Carlos Catena Cózar

Premio Hiperión. Hiperión, 2019. 66 páginas. 10 €

Catena (Torres de Albánchez, Jaén, 1995) ganó (ex aequo) con este libro, el primero de los suyos, la 34ª edición del Premio Hiperión. Su juventud es clave para entender su contenido, una suerte de nueva poesía social (que nada tiene que ver con la de mediados del siglo pasado) donde se analiza el presente, precario en lo laboral, de su generación. Como esto es poesía, de ahí la diferencia, es en el territorio del lenguaje donde se resuelve el asunto.
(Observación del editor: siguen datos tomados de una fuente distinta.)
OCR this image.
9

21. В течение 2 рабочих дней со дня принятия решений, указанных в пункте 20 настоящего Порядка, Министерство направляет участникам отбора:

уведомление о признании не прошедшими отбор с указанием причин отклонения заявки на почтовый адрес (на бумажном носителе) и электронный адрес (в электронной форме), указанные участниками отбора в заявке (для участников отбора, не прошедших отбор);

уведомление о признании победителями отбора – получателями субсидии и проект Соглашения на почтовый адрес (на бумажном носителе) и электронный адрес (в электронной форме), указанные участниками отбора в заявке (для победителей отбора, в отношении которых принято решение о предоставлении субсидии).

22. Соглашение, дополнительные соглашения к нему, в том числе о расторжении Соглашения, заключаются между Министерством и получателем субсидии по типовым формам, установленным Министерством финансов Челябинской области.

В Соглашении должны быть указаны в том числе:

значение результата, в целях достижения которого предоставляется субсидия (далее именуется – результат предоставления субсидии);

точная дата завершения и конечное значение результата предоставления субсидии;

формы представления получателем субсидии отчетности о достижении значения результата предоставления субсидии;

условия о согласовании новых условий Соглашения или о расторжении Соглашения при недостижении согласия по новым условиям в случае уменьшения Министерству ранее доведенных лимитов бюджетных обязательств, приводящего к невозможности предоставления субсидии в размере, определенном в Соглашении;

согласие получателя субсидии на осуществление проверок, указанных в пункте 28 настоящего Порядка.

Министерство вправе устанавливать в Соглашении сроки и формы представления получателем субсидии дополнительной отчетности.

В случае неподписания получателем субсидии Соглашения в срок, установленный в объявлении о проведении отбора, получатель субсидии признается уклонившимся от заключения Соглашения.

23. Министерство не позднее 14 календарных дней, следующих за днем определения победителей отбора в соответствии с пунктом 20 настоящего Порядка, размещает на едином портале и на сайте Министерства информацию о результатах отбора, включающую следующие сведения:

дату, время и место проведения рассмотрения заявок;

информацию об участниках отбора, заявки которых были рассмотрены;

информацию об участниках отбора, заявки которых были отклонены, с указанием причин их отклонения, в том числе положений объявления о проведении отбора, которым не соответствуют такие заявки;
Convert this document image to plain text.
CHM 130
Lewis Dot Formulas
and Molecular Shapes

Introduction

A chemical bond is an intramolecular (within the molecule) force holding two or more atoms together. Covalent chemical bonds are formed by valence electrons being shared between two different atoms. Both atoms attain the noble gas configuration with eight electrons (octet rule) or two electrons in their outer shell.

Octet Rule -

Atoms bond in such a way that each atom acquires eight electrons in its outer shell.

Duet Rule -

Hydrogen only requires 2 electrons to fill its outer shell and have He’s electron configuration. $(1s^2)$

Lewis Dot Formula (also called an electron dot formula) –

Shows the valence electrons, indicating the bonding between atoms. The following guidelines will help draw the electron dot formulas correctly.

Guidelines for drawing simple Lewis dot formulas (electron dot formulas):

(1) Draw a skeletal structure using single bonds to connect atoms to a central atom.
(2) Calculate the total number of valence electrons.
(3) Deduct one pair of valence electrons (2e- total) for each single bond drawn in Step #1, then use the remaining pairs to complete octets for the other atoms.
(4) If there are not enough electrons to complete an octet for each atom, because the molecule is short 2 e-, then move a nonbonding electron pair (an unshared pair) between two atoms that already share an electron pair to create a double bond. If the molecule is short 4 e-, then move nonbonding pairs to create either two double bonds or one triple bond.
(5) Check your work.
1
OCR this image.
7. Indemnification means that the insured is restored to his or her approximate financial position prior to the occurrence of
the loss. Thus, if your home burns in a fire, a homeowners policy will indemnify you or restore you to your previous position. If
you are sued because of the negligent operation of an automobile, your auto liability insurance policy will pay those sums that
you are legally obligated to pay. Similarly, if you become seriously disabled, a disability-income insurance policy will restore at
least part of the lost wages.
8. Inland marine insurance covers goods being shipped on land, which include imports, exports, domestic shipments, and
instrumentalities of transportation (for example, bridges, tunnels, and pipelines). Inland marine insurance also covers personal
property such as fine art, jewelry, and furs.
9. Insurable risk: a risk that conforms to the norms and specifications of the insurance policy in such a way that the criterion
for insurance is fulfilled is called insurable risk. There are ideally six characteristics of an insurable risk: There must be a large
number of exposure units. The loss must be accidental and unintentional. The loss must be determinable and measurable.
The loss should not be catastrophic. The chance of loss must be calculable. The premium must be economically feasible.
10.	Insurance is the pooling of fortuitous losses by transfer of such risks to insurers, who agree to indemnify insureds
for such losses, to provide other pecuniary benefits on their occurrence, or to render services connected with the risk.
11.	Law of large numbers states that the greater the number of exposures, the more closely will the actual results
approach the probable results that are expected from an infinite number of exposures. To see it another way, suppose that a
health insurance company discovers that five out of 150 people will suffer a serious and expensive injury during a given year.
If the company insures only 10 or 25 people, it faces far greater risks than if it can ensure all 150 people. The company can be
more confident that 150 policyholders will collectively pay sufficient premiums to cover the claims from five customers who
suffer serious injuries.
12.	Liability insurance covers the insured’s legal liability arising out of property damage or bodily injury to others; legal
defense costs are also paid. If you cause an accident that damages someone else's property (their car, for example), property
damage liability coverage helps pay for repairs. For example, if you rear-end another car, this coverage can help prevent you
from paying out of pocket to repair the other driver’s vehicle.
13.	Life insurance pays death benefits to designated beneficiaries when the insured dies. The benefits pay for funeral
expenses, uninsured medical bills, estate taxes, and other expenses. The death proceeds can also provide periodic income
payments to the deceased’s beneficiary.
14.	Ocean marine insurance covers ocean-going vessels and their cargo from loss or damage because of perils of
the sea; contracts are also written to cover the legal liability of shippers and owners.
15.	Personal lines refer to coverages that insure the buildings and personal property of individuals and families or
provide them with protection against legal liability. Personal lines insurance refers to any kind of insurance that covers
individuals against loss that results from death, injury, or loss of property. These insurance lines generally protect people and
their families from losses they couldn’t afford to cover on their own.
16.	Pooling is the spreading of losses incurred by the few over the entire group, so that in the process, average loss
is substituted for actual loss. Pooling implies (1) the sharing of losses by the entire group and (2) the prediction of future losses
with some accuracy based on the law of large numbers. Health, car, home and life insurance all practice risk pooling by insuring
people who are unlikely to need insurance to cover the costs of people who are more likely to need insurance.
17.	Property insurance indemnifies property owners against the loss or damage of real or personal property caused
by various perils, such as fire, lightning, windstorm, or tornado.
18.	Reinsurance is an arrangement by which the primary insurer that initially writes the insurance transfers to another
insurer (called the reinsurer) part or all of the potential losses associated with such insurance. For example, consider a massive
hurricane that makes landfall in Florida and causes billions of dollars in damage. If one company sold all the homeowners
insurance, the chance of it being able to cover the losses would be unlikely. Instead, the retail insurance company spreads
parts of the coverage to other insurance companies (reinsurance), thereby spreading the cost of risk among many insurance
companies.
Él lo usa con soltura y naturalidad, sin usar mayúsculas ni signos de puntuación, y en una sucesión de poemas que vienen a ser fragmentos de un discurso infernal basado en el fracaso (“no puede escribir sobre el fracaso / quien no ha bajado al infierno”), el pesimismo existencial y la desesperanza. Parece que el futuro ya pasó para el personaje poético que encarna estos poemas. Para eso se sirve de la ironía y del humor, un sentido capital en esta frustrante panorámica donde la lucidez sobresale sin remedio. Por sus versos, sujetos a un ritmo sugestivo, desfilan una abuela jornalera con clara conciencia política que confía en el valor del trabajo, un padre con visa (“en el extranjero una transferencia bancaria / es el único abrazo que mi padre puede darme”) o una madre que, si enfermara, se vería obligada a vivir en el extranjero con sus hijos emigrantes.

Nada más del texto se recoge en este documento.